In other news, I went to my first bead show (Rings 'N Things) this week, where I saw some amazing beads and held a $289 strand of solar quartz in my hands. Those were some lovely stones! I wanted one of everything, of course, but I settled on a strand of deep blue sodalite teardrops, some teeny tiny tourmaline rondelles, and a strand of pale pink chalcedony teardrops. I'll be creating with these soon!
Last night, I had my second metalsmithing class (!) I am SO excited about it. I learned how to use a jeweler's saw to cut a sheet of sterling silver. Clearly, working with metal will take a lot of practice, but I love how it feels like I'm truly creating something- here is this design I drew, now I'm transferring it to the metal, now I'm cutting it out by hand, then I'm going to solder the pieces together and stamp it and drill it and polish it... etc.
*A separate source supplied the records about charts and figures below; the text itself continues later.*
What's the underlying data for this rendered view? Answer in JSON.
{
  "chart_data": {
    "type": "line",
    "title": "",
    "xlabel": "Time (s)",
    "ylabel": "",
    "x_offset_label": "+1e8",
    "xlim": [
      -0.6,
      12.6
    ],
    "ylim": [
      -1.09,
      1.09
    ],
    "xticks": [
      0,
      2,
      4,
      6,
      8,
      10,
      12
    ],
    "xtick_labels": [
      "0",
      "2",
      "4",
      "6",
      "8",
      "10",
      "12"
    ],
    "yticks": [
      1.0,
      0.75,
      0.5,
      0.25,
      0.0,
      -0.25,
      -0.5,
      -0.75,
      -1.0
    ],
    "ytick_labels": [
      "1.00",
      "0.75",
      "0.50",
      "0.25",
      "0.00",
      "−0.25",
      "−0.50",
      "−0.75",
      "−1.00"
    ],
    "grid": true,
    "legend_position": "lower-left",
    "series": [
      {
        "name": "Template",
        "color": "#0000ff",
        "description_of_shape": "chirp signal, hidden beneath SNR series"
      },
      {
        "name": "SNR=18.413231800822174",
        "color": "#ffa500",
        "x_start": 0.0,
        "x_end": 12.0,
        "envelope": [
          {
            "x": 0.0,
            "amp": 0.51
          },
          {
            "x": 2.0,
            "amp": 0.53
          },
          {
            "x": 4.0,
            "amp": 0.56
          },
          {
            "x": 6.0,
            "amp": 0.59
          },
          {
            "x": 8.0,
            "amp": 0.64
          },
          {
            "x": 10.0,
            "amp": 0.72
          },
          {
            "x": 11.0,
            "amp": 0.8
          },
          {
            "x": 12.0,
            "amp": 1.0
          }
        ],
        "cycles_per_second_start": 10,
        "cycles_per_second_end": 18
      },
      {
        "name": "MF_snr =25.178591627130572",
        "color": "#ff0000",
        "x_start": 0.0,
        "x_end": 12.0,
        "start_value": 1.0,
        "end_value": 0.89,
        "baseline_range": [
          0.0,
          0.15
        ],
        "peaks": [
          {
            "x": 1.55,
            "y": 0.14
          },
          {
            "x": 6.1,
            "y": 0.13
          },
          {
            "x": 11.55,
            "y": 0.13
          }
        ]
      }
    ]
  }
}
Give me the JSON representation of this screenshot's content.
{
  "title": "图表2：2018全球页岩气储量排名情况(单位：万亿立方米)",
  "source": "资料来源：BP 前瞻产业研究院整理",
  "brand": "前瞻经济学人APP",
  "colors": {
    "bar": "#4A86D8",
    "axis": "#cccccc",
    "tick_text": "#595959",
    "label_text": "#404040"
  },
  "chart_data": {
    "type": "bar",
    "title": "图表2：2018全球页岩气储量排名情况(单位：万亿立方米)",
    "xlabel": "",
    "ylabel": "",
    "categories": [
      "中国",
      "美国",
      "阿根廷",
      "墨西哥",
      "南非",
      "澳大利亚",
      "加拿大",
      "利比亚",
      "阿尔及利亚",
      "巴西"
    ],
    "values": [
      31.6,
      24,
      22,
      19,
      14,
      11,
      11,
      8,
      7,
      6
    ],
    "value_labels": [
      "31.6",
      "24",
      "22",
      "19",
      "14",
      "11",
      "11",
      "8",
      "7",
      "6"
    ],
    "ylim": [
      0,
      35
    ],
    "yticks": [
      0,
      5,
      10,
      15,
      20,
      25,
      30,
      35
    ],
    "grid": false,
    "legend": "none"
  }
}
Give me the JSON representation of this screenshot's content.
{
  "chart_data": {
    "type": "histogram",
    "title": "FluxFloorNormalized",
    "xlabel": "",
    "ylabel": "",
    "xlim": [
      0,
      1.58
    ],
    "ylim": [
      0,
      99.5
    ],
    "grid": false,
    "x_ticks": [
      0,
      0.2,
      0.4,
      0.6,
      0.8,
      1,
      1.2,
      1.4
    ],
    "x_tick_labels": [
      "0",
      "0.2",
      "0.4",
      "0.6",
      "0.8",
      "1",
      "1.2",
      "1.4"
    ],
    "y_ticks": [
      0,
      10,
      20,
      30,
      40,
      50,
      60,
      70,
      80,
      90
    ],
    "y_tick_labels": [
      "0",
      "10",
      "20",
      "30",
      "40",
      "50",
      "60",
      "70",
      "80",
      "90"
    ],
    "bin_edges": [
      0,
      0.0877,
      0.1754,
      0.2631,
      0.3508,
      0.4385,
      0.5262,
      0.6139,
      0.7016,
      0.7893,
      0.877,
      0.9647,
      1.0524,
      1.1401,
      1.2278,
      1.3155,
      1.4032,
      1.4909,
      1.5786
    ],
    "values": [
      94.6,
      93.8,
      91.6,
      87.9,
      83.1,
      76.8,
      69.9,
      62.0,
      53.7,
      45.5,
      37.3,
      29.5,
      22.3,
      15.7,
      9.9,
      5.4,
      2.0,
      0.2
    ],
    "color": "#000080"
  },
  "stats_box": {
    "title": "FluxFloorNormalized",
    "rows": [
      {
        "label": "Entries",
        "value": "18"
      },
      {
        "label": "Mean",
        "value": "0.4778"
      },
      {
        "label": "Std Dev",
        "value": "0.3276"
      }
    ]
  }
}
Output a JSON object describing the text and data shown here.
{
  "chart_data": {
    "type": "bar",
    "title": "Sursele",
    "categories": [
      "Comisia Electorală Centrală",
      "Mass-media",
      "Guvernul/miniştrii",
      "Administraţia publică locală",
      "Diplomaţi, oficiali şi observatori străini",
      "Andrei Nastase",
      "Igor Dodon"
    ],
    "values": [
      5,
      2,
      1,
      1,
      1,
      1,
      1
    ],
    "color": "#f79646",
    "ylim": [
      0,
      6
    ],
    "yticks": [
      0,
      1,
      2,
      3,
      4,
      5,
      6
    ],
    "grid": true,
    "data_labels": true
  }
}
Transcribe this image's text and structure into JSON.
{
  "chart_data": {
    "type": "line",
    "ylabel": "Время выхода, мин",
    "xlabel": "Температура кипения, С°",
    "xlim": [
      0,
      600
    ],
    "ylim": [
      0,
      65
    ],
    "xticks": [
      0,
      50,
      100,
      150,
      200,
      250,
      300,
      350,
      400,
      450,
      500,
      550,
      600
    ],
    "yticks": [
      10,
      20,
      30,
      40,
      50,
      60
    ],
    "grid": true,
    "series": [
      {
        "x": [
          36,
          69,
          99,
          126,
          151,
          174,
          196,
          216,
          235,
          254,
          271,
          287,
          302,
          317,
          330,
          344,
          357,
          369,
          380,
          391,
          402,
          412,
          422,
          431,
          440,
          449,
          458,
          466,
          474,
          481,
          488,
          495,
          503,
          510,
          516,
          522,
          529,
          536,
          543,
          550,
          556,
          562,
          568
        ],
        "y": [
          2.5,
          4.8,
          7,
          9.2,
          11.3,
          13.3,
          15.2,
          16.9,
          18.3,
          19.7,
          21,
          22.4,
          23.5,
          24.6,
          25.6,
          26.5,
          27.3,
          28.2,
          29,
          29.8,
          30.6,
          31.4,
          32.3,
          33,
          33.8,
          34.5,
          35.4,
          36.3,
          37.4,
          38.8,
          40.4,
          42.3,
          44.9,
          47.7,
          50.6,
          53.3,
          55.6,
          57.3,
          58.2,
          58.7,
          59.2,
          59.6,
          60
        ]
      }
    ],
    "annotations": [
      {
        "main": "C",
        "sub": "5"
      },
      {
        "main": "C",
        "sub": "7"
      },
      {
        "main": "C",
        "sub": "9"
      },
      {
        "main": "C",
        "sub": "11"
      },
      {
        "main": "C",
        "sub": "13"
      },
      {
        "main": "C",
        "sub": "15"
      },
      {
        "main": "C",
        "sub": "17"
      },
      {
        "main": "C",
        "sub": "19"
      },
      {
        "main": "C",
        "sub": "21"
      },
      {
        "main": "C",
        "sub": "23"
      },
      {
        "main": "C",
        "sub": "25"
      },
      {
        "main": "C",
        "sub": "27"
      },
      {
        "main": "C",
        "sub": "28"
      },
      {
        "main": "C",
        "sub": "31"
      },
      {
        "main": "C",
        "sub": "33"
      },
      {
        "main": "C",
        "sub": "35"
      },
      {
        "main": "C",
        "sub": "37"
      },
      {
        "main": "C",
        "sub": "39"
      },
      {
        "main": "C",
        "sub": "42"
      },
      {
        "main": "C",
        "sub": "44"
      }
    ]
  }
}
It's exciting.
On the way to my class, I saw an enormous snapping turtle crossing the road- a very busy road. He looked almost prehistoric, with a sharp, spiky shell and long, triangular tail. The turtle was just crossing over the white line as I drove by- and he was most certainly not moving at typical turtle pace. He had his head held up high and was boldly stepping out into oncoming traffic. I said a little prayer for his safety and flashed my headlights at other drivers to warn them.
Usually, I try not to get too metaphorical, but I couldn't help feeling that there was something about this turtle's approach to life that maybe I could benefit from. You could say it was foolish to head straight for what was an almost certain death- but the turtle couldn't know this, and neither can we always know what the future has in store for us. At some point- after careful consideration and analysis, the only choice is to take a leap, or make a decision, stick with it, and trust that everything will fall into place eventually. If you spend all your energy worrying things won't come together, well then, maybe they won't- because that was wasted energy that could have been applied to something more positive and productive.
The turtle must have made it safely across the road, or maybe some kind soul stopped to usher him along- because there was no sign of him on my way home.